After my posts on the general lack of bleached filters on Amazon (yes, I know other stockists have them) it lead me to thinking about metal ones. A quick Google shows me that Hario have a metal filter for about £40 but reading the reviews it seems the drawdown is slower which has led to mixed reviews. Was wondering if anyone has any experience of metal filters and if there was a solution that was recognised as 'good' once you had sorted an adjustment to grind?


----------



## MWJB (Feb 28, 2012)

Cafeor 02?

I have a couple.

Bloom as a spiral pour then pour remaining pulses straight down the middle. This will go against many people's intuition but you don't want a large amount of water above the bed. Don't be afraid of having a sink hole in the bed, the brewer drains more horizontally than paper filters.

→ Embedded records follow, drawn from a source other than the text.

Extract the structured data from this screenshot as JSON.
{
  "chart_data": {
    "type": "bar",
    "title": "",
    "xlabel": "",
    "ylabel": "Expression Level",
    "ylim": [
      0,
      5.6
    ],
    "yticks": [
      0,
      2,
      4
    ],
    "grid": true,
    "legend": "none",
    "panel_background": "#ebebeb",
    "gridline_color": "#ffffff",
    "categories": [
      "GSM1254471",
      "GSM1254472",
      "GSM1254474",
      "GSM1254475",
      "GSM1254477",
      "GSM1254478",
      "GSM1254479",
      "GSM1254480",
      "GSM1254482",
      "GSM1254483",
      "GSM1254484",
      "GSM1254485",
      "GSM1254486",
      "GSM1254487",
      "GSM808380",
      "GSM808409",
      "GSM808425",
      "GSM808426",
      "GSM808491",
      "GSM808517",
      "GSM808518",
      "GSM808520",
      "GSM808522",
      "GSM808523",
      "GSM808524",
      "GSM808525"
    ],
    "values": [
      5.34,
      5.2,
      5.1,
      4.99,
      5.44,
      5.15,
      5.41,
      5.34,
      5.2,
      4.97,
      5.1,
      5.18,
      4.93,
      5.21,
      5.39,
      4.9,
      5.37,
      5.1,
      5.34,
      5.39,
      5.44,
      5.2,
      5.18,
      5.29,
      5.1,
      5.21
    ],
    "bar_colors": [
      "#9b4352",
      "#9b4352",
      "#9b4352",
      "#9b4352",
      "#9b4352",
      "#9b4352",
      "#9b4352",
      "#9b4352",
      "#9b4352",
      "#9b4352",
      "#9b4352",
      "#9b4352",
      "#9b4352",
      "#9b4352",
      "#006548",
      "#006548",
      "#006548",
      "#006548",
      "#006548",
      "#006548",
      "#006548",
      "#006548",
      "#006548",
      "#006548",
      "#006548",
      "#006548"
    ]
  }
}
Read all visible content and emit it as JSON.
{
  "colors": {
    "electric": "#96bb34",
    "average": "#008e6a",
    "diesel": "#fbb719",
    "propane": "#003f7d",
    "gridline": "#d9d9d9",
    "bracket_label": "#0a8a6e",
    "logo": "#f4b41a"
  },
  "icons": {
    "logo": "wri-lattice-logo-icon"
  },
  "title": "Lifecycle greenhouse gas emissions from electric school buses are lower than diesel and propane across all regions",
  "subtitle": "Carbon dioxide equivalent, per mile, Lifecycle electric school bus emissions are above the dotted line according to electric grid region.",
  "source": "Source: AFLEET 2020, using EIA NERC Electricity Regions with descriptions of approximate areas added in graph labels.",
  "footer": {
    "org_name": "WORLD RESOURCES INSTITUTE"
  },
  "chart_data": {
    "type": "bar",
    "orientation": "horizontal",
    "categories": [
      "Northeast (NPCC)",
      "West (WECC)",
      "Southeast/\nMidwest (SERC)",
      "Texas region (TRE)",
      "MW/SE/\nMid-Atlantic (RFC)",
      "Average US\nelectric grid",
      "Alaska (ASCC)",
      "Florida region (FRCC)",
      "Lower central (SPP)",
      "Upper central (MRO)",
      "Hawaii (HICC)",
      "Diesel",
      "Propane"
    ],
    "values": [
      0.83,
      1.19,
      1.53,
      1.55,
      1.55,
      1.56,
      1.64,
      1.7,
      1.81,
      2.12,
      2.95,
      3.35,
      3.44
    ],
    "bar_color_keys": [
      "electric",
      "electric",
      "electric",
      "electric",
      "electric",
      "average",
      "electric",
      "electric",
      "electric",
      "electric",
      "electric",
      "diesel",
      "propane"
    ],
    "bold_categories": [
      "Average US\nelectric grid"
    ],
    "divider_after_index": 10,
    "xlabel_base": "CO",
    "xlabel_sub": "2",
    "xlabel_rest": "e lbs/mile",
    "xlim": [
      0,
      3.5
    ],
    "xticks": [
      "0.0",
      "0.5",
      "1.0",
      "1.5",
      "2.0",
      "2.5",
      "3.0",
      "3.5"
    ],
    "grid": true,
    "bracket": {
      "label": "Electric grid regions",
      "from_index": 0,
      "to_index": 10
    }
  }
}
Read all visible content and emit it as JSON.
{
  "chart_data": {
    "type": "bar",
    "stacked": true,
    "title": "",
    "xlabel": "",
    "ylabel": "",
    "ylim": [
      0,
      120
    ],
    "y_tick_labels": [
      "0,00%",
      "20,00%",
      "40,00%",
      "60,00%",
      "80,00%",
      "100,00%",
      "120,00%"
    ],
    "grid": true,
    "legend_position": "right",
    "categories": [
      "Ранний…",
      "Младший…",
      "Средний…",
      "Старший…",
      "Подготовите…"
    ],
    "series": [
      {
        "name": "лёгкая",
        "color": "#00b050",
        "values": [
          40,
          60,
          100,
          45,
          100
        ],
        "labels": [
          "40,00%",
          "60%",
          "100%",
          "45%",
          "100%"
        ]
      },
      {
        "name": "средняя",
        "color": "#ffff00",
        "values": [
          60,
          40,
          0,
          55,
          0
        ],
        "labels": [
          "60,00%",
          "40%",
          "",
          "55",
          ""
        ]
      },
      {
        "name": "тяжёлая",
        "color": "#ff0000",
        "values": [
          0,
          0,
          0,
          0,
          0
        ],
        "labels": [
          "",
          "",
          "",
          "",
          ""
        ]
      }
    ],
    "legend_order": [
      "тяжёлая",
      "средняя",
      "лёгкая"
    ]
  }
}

Won't be quite like a paper filtered brew, in terms of mouthfeel, but it does work well.


----------



## Hairy_Hogg (Jul 23, 2015)

MWJB said:


> Cafeor 02?
> I have a couple.
> Bloom as a spiral pour then pour remaining pulses straight down the middle. This will go against many people's intuition but you don't want a large amount of water above the bed. Don't be afraid of having a sink hole in the bed, the brewer drains more horizontally than paper filters.
> Won't be quite like a paper filtered brew, in terms of mouthfeel, but it does work well.


I had a thought and checked a box of 'old' coffee bits and sure enough I have a Cafeor 01 which was out in their when the complementary glass cup broke (as well as two packets of 02 size filters)


----------



## micaela (Jan 12, 2021)

I bought a metal filter this July from amazon for less than 9 pounds, and it worked like a charm ~3 times before getting clogged up. I have used inordinate amounts of baking soda, vinegar, boiling water but water just won't drip fast enough, even doing a full cleaning after each brew. Happy to get recommendations for a proper metal filter!


----------